WASHINGTON (Reuters) - Treasury Secretary Timothy Geithner urged lawmakers on Wednesday to approve capital increases for global lending institutions and warned that failure to do so could harm U.S. influence abroad.
"Given China's direct engagement in infrastructure development in developing countries, a reduced U.S. presence in the MDBs (multilateral development banks) will give China a substantial advantage in promoting its own commercial and security interests across numerous regions and sectors," he told a U.S. House of Representatives appropriations subcommittee.
Geithner cited specific areas in which the United States might lose clout if it failed to be generous.
"At the World bank, failure to finance the capital increase would lead to the loss of U.S. power to veto changes to the World Bank's government agreement," he said. "At the Asian Development Bank, if the U.S. does not support this capital increase, we will fall behind countries like China and India."

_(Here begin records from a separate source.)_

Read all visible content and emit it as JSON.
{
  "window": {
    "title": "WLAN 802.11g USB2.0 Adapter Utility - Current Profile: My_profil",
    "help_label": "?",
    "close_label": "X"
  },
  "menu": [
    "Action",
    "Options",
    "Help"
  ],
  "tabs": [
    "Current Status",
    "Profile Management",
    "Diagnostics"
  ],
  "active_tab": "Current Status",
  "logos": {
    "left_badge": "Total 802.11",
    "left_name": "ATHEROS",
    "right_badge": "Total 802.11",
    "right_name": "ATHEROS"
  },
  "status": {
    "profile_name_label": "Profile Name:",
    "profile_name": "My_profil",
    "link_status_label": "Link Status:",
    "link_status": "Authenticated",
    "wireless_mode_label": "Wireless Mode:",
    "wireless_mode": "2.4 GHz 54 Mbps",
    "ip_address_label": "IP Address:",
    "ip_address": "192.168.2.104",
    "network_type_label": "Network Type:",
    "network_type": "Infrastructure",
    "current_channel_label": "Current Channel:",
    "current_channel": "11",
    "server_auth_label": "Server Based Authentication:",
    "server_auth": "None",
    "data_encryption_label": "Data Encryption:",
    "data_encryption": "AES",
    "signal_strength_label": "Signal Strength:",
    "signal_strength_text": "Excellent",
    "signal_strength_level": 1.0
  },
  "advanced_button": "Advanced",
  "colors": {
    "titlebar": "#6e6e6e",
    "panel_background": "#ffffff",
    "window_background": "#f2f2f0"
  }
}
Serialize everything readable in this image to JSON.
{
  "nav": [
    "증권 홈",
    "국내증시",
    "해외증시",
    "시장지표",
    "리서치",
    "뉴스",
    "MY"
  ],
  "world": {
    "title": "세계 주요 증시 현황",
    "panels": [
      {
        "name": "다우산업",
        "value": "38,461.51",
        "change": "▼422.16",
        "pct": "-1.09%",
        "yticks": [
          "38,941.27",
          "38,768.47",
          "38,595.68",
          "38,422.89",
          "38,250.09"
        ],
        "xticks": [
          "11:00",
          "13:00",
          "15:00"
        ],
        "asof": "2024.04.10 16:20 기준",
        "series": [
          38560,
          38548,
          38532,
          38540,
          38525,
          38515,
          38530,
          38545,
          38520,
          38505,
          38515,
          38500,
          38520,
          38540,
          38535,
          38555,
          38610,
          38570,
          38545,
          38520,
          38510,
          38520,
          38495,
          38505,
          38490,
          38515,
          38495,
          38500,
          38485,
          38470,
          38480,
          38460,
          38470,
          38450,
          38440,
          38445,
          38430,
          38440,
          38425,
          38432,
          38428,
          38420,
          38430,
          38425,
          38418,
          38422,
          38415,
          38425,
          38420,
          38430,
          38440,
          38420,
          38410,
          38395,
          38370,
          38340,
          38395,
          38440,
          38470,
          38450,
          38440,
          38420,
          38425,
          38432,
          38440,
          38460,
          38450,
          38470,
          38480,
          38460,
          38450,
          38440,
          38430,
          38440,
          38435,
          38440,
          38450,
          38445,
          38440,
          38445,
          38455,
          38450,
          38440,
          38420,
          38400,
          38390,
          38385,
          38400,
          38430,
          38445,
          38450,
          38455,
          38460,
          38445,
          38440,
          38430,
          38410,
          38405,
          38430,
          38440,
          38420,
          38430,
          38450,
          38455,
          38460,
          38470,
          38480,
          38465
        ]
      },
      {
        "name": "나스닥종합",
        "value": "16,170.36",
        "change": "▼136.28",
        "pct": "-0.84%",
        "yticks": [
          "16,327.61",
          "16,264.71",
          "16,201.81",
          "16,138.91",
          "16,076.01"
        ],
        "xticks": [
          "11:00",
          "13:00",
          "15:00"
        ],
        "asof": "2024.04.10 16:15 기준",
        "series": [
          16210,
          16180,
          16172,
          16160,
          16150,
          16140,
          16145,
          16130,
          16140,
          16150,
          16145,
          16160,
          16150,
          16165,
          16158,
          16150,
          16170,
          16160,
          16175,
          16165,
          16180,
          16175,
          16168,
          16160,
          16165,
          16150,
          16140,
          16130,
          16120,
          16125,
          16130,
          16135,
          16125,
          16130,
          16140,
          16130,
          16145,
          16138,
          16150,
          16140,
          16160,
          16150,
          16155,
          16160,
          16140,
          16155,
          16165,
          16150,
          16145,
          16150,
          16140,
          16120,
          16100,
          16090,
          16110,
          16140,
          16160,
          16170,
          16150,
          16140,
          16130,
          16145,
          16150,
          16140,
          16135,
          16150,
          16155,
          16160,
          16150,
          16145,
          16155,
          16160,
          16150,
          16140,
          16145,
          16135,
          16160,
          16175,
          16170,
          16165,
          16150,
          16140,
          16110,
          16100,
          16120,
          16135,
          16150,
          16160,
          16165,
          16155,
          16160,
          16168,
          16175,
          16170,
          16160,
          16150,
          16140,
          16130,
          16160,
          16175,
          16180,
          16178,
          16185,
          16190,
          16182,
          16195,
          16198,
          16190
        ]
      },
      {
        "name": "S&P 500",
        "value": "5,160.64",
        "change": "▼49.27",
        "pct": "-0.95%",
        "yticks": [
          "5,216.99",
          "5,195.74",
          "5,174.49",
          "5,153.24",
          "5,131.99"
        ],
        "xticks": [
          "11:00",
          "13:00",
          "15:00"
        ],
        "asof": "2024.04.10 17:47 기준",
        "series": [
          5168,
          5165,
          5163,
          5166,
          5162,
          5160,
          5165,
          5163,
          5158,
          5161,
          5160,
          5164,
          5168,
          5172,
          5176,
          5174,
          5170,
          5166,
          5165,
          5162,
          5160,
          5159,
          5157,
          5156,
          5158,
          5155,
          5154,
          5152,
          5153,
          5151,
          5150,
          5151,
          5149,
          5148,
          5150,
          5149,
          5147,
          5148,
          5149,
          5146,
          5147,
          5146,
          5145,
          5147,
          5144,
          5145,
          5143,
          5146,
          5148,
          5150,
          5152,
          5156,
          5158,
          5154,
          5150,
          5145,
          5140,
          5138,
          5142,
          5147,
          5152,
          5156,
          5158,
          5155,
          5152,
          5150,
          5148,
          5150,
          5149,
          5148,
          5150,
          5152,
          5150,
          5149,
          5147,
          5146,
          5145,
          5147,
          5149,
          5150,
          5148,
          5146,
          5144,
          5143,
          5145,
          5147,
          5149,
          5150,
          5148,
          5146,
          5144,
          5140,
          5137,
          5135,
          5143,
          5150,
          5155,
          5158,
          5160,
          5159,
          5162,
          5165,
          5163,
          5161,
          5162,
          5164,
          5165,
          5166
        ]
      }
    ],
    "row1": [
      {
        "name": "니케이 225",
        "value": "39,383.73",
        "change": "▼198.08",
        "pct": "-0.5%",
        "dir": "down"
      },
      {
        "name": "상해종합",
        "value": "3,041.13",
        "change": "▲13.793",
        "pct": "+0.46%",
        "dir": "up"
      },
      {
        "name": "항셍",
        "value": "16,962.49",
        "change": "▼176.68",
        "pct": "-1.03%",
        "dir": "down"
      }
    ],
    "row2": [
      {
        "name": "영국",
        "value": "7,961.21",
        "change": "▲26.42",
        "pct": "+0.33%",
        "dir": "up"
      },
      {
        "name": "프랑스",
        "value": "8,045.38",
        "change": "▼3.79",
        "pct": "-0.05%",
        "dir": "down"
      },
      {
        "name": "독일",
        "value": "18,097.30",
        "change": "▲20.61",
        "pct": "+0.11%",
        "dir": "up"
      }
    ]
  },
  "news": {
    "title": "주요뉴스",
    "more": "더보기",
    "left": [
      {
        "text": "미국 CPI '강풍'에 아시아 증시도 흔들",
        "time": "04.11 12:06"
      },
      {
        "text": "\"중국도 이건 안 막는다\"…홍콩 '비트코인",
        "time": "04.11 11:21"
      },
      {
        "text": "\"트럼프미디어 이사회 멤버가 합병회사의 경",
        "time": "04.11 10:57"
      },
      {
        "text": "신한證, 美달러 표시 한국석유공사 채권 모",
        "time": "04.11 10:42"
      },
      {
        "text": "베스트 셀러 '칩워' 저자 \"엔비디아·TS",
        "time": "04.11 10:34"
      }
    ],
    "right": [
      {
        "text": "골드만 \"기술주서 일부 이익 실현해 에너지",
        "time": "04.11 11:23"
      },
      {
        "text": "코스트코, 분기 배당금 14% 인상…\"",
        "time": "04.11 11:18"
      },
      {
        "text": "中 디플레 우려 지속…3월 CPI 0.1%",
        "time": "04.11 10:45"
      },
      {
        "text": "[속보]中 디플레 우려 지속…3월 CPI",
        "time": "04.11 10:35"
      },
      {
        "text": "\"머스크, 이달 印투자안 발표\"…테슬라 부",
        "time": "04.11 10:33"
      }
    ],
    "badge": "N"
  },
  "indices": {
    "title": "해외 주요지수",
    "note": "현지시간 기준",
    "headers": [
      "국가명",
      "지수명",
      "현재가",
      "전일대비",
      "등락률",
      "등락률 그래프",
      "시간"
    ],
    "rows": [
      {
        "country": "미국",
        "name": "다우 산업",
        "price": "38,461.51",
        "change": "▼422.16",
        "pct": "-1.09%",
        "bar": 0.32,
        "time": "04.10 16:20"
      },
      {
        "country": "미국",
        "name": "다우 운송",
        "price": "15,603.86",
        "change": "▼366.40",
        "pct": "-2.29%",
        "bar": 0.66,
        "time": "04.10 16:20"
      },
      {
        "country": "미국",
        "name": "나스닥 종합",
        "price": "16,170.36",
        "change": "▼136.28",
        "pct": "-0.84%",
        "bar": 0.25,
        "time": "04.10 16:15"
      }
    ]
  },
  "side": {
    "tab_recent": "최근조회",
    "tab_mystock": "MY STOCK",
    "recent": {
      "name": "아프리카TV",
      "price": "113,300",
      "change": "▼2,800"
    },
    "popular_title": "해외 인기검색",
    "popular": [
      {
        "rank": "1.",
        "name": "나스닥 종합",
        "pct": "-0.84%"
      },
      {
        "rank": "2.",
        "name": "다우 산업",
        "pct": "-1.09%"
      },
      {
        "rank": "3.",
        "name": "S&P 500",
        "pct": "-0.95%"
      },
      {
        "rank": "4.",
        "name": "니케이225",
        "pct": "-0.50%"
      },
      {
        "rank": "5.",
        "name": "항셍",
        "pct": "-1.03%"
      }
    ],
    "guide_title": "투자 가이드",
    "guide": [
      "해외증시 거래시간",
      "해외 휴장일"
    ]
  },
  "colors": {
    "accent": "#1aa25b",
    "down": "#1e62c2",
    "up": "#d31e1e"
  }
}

Geithner's warning that China could gain at U.S. expense was blunt but was in keeping with recent Obama administration comments about the need to keep pace with China's rising global might.
Secretary of State Hillary Clinton recently told the Senate Foreign Relations Committee that it needed to beware the consequences of cutting the U.S. foreign affairs budget. "We are in a competition with China," Clinton said.
Geithner cited another reason for supporting global lenders by increasing their capital, pointing out that there was a chance it could lead to more sales abroad of U.S.-made goods.
"America needs the MDBs to nurture the next group of emerging markets for our exports, to foster peace in countries facing conflict or on the brink of collapse, and to advance our shared values in the world," he said.